Terlebih dengan segudang pelik sepak bola Indonesia, pelatih "asli" dalam negeri tentu lebih khatam seluk beluk sepak bola tanah air, mulai dari pengembangan pemain dari akar rumput hingga masuk dalam klub profesional, sehingga para pelatih lokal layak untuk diorbitkan mengampu dan bersaing di kasta tertinggi Liga Indonesia.
Namun, ciri pelatih lokal yang bisa memanfaatkan daya kecepatan dan bermain direct attack serta menjadi guru untuk pemain-pemain muda hasil binaan akademi, perlahan meluntur di kasta teratas Liga Indonesia.
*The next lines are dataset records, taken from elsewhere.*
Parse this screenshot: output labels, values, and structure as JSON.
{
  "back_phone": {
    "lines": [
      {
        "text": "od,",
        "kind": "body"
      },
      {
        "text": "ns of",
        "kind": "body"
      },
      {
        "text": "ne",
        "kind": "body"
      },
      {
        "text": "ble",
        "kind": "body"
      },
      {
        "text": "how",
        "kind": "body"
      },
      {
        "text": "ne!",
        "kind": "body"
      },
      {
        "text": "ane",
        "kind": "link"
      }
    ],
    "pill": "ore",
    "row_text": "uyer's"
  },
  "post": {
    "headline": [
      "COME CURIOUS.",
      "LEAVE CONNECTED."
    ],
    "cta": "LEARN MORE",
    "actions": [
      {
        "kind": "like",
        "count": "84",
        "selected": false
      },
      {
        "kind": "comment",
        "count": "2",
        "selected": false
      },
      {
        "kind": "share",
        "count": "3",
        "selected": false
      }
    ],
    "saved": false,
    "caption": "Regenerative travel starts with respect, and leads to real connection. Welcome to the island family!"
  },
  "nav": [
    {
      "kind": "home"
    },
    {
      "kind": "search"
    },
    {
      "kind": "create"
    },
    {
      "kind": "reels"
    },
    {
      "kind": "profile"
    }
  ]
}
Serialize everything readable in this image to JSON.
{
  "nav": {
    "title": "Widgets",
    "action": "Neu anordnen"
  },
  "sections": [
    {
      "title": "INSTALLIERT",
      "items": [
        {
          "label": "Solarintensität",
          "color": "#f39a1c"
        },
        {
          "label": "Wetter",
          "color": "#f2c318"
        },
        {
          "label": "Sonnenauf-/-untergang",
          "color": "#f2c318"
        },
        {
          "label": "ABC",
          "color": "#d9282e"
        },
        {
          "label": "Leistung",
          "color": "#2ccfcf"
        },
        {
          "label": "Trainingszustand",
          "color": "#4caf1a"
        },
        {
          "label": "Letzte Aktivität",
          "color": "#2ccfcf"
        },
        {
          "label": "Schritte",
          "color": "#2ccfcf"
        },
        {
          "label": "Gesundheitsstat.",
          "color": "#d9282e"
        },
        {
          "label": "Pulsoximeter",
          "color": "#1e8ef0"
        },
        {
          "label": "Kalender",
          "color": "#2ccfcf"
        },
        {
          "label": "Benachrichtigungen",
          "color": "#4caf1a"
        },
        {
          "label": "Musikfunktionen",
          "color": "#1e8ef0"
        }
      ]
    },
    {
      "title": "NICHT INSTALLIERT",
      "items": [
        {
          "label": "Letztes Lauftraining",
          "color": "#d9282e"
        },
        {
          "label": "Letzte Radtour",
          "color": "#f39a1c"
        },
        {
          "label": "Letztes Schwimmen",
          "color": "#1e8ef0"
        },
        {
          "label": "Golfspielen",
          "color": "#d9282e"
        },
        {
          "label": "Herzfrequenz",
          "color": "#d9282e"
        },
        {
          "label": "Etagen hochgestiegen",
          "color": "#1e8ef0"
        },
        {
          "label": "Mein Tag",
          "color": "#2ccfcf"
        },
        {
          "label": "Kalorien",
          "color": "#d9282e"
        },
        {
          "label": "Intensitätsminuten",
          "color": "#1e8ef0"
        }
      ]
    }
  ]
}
Padahal, sejarah mencatat, pelatih lokal telah membuktikan kapasitasnya dengan membawa klub yang diarsitekinya bersaing dalam perebutan gelar juara di kompetisi kasta teratas Liga Indonesia.
Sebut saja magis dari Rahmat Darmawan yang mampu membawa tim muda Persipura Jayapura menjuarai Liga Indonesia pada musim 2004/2005.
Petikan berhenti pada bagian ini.